The disruptions at Wassenaar may postpone U.S. implementation of some technology controls. While BIS can choose to bypass Wassenaar and impose the controls unilaterally, Borman and other BIS officials have said they prefer to first secure multilateral support (see 1910290062 and 1911070014), which they said will lead to more successful export restrictions. “If we're going to impose controls on new technologies,” Borman told the ETTAC, “the controls will be much more effective if we have like-minded countries that also have the potential to develop similar technologies imposing the same controls.”

Borman said BIS hopes to fall into a “sequence” of proposing controls by the middle of each calendar year so that the agency has time to review public comments and make revisions before proposing the controls at Wassenaar and other multilateral regimes. “We may end up doing unilateral controls ahead of the multilateral control,” Borman said. “But as a general rule, we would be looking to do these multilaterally before we implement them.” Many of BIS’s recent technology controls stemmed from proposals agreed to at Wassenaar in 2019, including October controls on six emerging technologies (see 2010020042) and September changes to national security controls under the Export Administration Regulations (see 2009100027).

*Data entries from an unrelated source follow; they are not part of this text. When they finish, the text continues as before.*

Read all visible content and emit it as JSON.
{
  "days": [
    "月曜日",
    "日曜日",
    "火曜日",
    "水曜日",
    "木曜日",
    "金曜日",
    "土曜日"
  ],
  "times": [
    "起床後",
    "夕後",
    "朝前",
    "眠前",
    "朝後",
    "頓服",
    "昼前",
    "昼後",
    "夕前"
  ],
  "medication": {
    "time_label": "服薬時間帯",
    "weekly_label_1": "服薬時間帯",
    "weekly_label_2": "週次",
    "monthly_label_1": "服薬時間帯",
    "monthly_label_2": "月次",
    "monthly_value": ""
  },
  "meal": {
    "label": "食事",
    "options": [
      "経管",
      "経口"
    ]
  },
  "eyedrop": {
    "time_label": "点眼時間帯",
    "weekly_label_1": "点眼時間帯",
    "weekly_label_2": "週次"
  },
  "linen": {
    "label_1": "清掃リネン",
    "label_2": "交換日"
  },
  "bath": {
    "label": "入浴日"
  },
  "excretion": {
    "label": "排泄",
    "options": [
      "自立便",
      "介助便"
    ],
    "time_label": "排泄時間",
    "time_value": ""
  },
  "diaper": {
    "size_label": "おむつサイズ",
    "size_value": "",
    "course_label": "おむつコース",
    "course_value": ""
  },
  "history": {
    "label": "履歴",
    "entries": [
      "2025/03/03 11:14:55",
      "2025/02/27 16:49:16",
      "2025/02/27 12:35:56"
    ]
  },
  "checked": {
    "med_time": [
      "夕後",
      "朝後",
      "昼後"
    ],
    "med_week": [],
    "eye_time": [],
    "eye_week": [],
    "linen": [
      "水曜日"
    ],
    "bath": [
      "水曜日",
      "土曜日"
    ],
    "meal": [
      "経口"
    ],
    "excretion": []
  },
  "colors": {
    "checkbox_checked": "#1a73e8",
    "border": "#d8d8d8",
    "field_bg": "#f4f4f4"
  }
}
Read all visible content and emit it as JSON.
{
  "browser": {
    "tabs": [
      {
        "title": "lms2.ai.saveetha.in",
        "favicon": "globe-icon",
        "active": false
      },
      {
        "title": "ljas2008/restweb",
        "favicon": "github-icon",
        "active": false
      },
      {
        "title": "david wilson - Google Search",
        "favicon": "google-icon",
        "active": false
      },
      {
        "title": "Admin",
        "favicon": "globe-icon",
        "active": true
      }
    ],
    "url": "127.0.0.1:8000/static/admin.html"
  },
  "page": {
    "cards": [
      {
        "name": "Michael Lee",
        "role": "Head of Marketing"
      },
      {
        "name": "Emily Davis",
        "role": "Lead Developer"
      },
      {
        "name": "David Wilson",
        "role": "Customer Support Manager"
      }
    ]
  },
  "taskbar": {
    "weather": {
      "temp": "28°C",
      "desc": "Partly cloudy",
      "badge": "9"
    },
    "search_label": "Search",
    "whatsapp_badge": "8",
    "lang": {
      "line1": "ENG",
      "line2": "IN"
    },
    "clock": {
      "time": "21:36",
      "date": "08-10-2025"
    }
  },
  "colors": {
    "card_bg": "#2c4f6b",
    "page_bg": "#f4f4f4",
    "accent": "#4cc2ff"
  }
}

BIS is also looking for suggestions for sources to help the agency “identify and evaluate emerging technologies,” Borman told the ETTAC, which was holding its second meeting since launching in May (see 2003050004 and 2002240033). Borman said BIS is “particularly interested” in technologies that fall under the categories of additive manufacturing, artificial intelligence, advanced materials, wireless communications and biotechnology.